Główne czynniki, które wpłynęły na wybór lokalizacji to: uregulowana sytuacja prawna gruntów pod budowę terminalu (tereny są własnością portu, gminy i nadleśnictwa i są wolne od praw
osób trzecich), dobry dostęp do infrastruktury technicznej, najkrótsza droga transportu LNG, zapotrzebowanie na gaz w regionie północno-zachodnim kraju. Zdolność regazyfikacyjna terminalu będzie sięgać 5
mld m3/rok z możliwością rozbudowy do 7,5 mld m3/rok, co w przybliżeniu będzie stanowić ok. 50% rocznego prognozowanego zapotrzebowania na gaz w Polsce.

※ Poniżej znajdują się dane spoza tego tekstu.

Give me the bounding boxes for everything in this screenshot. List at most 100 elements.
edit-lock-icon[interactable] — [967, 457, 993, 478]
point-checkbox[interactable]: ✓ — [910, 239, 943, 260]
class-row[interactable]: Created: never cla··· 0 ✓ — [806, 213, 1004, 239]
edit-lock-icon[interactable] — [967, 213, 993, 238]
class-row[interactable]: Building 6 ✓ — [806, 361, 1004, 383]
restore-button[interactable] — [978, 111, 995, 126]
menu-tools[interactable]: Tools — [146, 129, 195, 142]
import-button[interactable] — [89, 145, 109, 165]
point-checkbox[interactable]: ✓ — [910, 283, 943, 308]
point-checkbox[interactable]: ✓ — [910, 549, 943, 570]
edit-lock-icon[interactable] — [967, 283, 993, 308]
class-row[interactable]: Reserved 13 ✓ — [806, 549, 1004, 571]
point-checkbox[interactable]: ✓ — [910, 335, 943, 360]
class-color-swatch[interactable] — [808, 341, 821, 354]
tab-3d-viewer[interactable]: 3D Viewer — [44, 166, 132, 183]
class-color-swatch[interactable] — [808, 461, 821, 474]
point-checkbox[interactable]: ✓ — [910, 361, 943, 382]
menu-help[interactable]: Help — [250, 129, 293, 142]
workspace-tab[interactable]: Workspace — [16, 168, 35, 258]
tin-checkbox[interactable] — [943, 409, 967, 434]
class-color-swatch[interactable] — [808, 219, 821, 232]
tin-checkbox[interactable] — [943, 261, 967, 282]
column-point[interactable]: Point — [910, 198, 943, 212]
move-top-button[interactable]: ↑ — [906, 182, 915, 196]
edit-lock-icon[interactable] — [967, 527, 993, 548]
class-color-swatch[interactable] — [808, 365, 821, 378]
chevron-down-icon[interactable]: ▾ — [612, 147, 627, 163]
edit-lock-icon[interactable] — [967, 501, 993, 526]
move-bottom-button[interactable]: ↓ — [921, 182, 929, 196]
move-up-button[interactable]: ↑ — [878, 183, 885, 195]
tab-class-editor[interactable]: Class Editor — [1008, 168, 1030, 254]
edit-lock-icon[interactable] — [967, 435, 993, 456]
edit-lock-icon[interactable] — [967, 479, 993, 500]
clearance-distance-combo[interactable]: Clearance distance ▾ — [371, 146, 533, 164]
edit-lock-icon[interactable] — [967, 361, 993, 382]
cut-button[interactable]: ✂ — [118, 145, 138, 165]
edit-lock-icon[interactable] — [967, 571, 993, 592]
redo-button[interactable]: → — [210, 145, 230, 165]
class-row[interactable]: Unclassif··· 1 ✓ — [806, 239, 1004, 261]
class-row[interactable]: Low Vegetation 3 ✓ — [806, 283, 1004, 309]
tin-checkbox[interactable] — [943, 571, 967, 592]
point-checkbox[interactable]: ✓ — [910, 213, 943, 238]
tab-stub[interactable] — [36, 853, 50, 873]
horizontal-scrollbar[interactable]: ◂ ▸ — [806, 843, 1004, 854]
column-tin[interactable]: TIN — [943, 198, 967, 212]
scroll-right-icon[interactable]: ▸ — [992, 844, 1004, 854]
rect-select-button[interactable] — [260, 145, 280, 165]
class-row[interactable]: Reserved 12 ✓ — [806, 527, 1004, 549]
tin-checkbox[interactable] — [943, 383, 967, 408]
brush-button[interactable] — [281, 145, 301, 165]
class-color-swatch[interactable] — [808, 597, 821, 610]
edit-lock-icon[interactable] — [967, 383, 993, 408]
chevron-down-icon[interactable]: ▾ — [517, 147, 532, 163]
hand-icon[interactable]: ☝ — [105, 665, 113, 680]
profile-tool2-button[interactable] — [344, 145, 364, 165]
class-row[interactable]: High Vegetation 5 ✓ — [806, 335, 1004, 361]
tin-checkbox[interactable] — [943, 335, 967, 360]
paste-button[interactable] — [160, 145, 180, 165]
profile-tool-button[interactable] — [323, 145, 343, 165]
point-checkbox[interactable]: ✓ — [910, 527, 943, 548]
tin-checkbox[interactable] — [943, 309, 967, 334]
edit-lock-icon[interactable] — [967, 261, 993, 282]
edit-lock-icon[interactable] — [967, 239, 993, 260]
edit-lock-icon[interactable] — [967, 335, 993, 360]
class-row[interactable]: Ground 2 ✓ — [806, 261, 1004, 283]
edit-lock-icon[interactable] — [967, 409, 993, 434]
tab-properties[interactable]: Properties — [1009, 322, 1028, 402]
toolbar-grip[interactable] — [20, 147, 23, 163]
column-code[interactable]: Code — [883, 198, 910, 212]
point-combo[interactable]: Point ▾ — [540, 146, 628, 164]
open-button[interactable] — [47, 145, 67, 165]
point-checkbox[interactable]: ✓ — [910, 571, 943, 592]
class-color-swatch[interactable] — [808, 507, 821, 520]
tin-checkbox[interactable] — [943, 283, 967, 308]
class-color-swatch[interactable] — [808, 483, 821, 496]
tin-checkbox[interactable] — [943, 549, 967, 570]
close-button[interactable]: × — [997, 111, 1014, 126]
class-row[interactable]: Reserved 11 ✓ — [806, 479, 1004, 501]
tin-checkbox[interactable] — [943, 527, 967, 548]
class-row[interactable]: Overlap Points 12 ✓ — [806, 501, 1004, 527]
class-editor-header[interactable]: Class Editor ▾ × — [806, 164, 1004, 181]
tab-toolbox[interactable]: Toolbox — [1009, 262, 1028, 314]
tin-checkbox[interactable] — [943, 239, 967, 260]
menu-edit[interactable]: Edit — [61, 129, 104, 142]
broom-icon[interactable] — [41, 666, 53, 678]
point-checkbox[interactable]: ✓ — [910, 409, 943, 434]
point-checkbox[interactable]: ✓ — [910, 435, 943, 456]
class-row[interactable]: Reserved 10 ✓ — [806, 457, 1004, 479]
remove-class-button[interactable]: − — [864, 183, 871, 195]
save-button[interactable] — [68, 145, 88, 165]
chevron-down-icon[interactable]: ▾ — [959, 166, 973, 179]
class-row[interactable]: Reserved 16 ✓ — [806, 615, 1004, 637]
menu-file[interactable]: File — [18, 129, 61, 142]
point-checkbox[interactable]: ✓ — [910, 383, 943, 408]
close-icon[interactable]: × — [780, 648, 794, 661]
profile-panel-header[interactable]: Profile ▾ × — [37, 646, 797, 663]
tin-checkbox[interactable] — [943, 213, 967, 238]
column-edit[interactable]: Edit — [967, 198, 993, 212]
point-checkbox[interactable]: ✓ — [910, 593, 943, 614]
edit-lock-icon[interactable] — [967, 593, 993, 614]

Terminal obsługiwać będą tankowce LNG (metanowce) o
pojemności do 216 000 m3. To oczywiście część informacji, które przedstawił na szczecińskim Salonie Morskim Zbigniew Rapciak, prezes Zarządu Polskie LNG S.A. Z kolei Andrzej Borowiec, dyrektor Urzędu
Morskiego w Szczecinie odniósł się do budowy w falochronu o długości 3 km w głąb morza, natomiast Jarosław Siergiej, prezes Zarządu Morskiego Portu Szczecin i Świnoujście omówił sprawę "berlińską",
która dotyczy przebiegu przez Bałtyk tzw. Gazociągu Północnego.
Nie obyło się oczywiście bez burzliwej dyskusji, której centralnym wnioskiem jest to, że przed mieszkańcami Pomorza Zachodniego oraz
lokalnym biznesem są ogromne szanse rozwoju.Następne spotkanie o LNG - w ramach Salonu Morskiego - z inicjatywy portalu morskiego Morza i Oceany odbędzie się w Świnoujściu.
- To jest znakomity pomysł.
Im więcej tego typu spotkań a zwłaszcza w Świnoujściu, tym większa wiedza o tym ogromnym przedsięwzięciu - powiedział Zbigniew Rapciak, prezes Polskie LNG S.A.